The emergence of VR opens many opportunities for its application in the medical field. It seems to be an appropriate tool for anxiety management, and appears to be safe, well tolerated and effective in various medical settings. Given that it was first developed for commercial use, the price of VR technology remains affordable compared to other medical devices. Democratization of VR may eventually reduce its costs further, making it a cost-effective tool for anxiety management in PB, especially knowing it can minimize the need for sedation anesthesia or general anesthesia. Like other non-pharmaceutical tools, the extension of VR use to other outpatient interventions, such as cystoscopy or shock-wave lithotripsy (SWL), can be easily foreseen.
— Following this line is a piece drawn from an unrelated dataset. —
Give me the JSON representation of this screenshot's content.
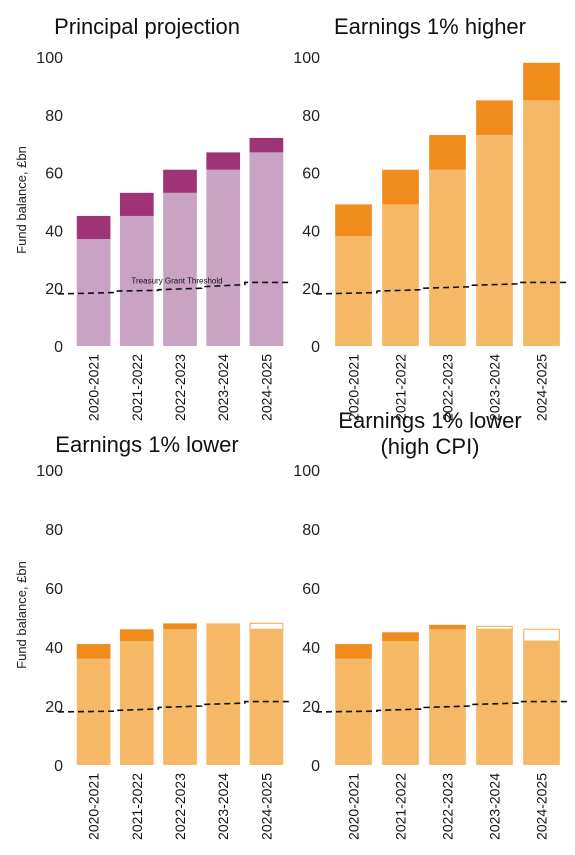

At first, introducing these new devices in a medical setting to patients not accustomed to this technology may remain a challenge. Thorough explanation and accompaniment are further needed to maximize the benefits and compliance of this technology. Also, reluctance to VR in the medical field might soon decrease through the generalization of the use of virtual technologies in daily life. In the future, these devices could also be combined with other existing management like hypnosis. A recent review of the literature, however, underline that we cannot affirm the added value at the moment and further studies will be necessary [65].
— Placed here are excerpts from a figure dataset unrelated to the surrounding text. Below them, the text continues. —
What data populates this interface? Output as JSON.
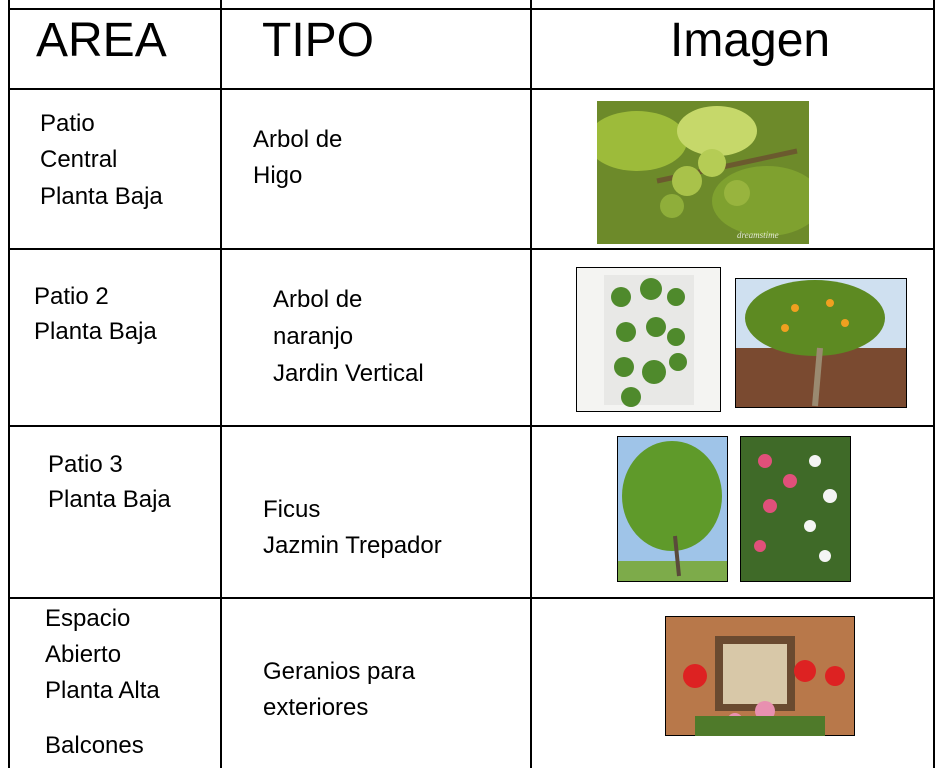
{
  "table": {
    "header": [
      "AREA",
      "TIPO",
      "Imagen"
    ],
    "rows": [
      {
        "area": [
          "Patio",
          "Central",
          "Planta Baja"
        ],
        "tipo": [
          "Arbol de",
          "Higo"
        ]
      },
      {
        "area": [
          "Patio 2",
          "Planta Baja"
        ],
        "tipo": [
          "Arbol de",
          "naranjo",
          "Jardin Vertical"
        ]
      },
      {
        "area": [
          "Patio 3",
          "Planta Baja"
        ],
        "tipo": [
          "Ficus",
          "Jazmin Trepador"
        ]
      },
      {
        "area": [
          "Espacio",
          "Abierto",
          "Planta Alta",
          "Balcones"
        ],
        "tipo": [
          "Geranios para",
          "exteriores"
        ]
      }
    ],
    "watermark": "dreamstime"
  }
}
The aim of the present review was to give a detailed description of the possibilities to better manage anxiety during PB and especially TP-PB, with a focus on VR. It is important to acknowledge several limitations. First, the study primarily relies on a narrative review of the existing literature, which introduces the potential for selection bias as the choice of articles included in the review is subjective. The study includes a wide range of medical procedures beyond TP-PB to discuss the application of VR, and these findings may not be directly translatable to the specific context of TP-PB. Also, the quality of the VR technology used in different studies may vary, which can impact the outcomes. While this review underscores the potential of VR as a tool for managing anxiety during TP-PB, these limitations warrant caution in generalizing the findings of VR to the TP-PB context, and further research is needed to validate the effectiveness of VR in reducing anxiety in this specific medical procedure. Preoperative and postoperative anxiety should be further assessed by validated questionnaires. A multicentric European RCT including interventions associated with VR in different surgical fields started recruiting and are expected to publish results this year [66]. These broader studies are expected to underline the value of VR in surgery. Further results on this topic are eagerly awaited.

Conclusion

From open TP-PB under general anesthesia to fusion-targeted PB under LA with VR assistance, recent technological developments seemed to have revolutionized TP-PB. In addition to optimal oncological care, the comfort and serenity of patients should always be a priority for the surgeon. Among many tools recently evaluated for anxiety management in various medical fields, VR seems to be an effective method to reduce anxiety. Its application in TR-PB should be encouraged and RCT studies that evaluate its effects on anxiety are eagerly awaited.